Un protagonista carismático y guapo, una asombrosa plasticidad en los “personajes” animales y un muy eficaz manejo de las emociones es lo que mejor ofrece “EL PLANETA DE LOS SIMIOS: (R) EVOLUCIÓN”.
Lo demás (y esto también) es cine pop corn en todo su ancho y largo, sin darle más vueltas ni soñarse reflexiones en torno a las teorías darwinianas…
El guión imagina el antes de lo que cuenta “El planeta de los simios” de 1968, es decir, la génesis de aquello que terminó con el planeta Tierra dominado por estos animales.
Will (James Franco) es un científico que investiga para un gran laboratorio, mediante experimentos con monos, la creación de un fármaco que a nivel de cerebro actúa contra enfermedades degenerativas como la que tiene casi postrado a su padre, Charles (John Lithgow).

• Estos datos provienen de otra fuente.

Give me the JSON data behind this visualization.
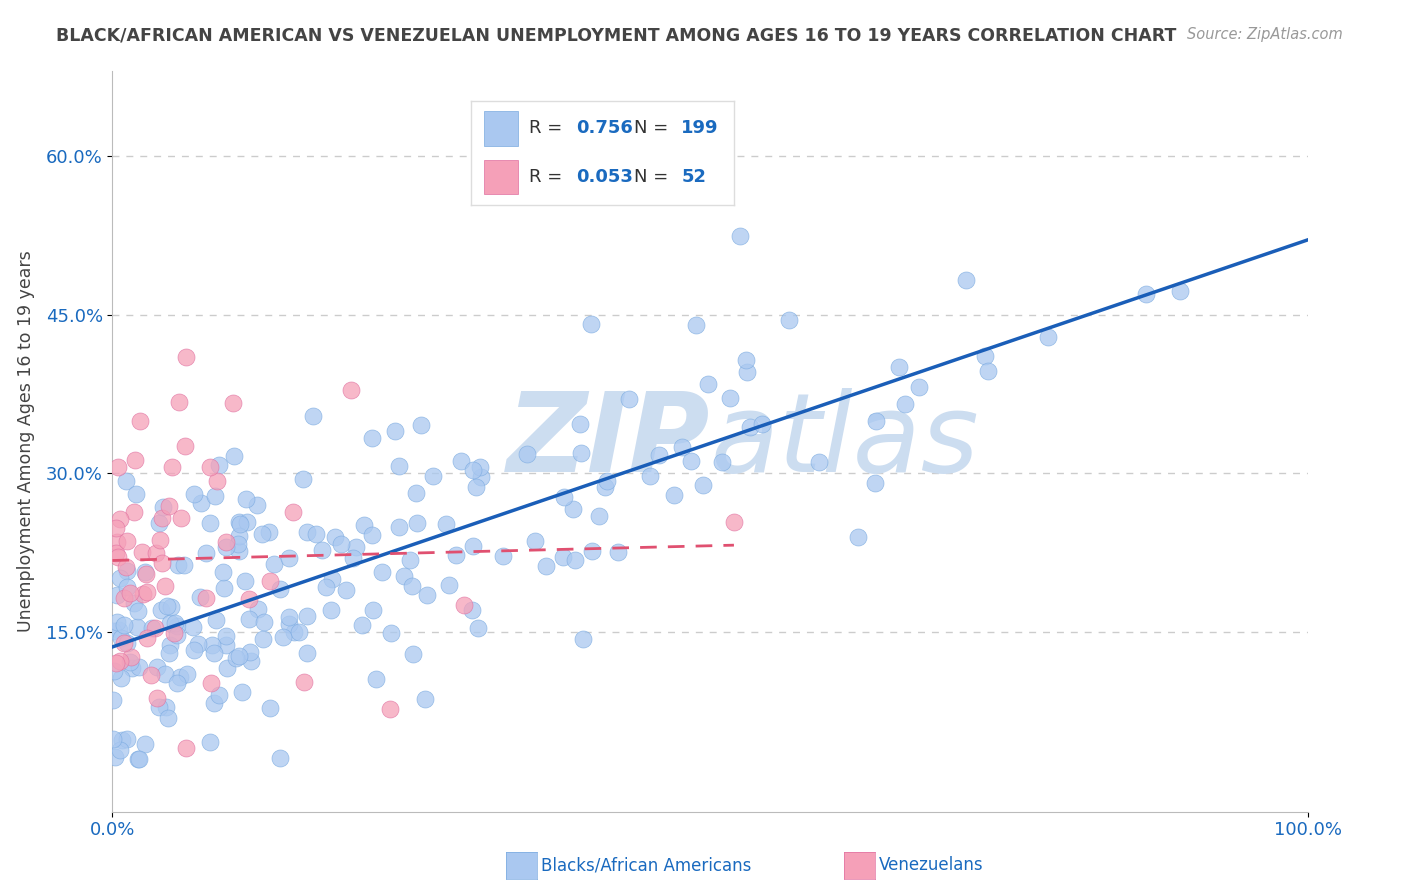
{
  "title": "BLACK/AFRICAN AMERICAN VS VENEZUELAN UNEMPLOYMENT AMONG AGES 16 TO 19 YEARS CORRELATION CHART",
  "source": "Source: ZipAtlas.com",
  "ylabel": "Unemployment Among Ages 16 to 19 years",
  "xlim": [
    0.0,
    1.0
  ],
  "ylim": [
    -0.02,
    0.68
  ],
  "x_tick_labels": [
    "0.0%",
    "100.0%"
  ],
  "y_ticks": [
    0.15,
    0.3,
    0.45,
    0.6
  ],
  "y_tick_labels": [
    "15.0%",
    "30.0%",
    "45.0%",
    "60.0%"
  ],
  "background_color": "#ffffff",
  "grid_color": "#cccccc",
  "blue_scatter_color": "#aac8f0",
  "blue_scatter_edge": "#7aaae0",
  "blue_line_color": "#1a5eb8",
  "pink_scatter_color": "#f5a0b8",
  "pink_scatter_edge": "#e070a0",
  "pink_line_color": "#e05070",
  "text_color": "#1a6abf",
  "title_color": "#444444",
  "watermark_color": "#ccddf0",
  "R_blue": 0.756,
  "N_blue": 199,
  "R_pink": 0.053,
  "N_pink": 52,
  "legend_R_color": "#333333",
  "legend_N_color": "#1a6abf"
}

El medicamento en cuestión desarrolla a niveles increíbles la inteligencia de estos animales.
Una hembra capturada en la selva tiene una cría, la que termina en la casa del científico: se trata de César. La inteligencia de César crece exponencialmente, mientras que el fármaco en experimentación produce efectos milagrosos en Charles.
El simio, al que literalmente le falta modular palabras, crece como el chico de la casa y hasta tiene sus crisis de adolescente.
Buena parte del filme es un emotivo drama familiar, porque la acción y el desastre que publicita la campaña de marketing están solamente en la secuencia final. Y ahí se condensan todos los clichés posibles sobre catástrofes con animales (o mutantes) de por medio, en una ciudad norteamericana hiperpoblada (en este caso, San Francisco), con buenos y malos, policías y sistemas asombrosamente ineptos y un científico sensible e inteligente con conciencia de todo tipo.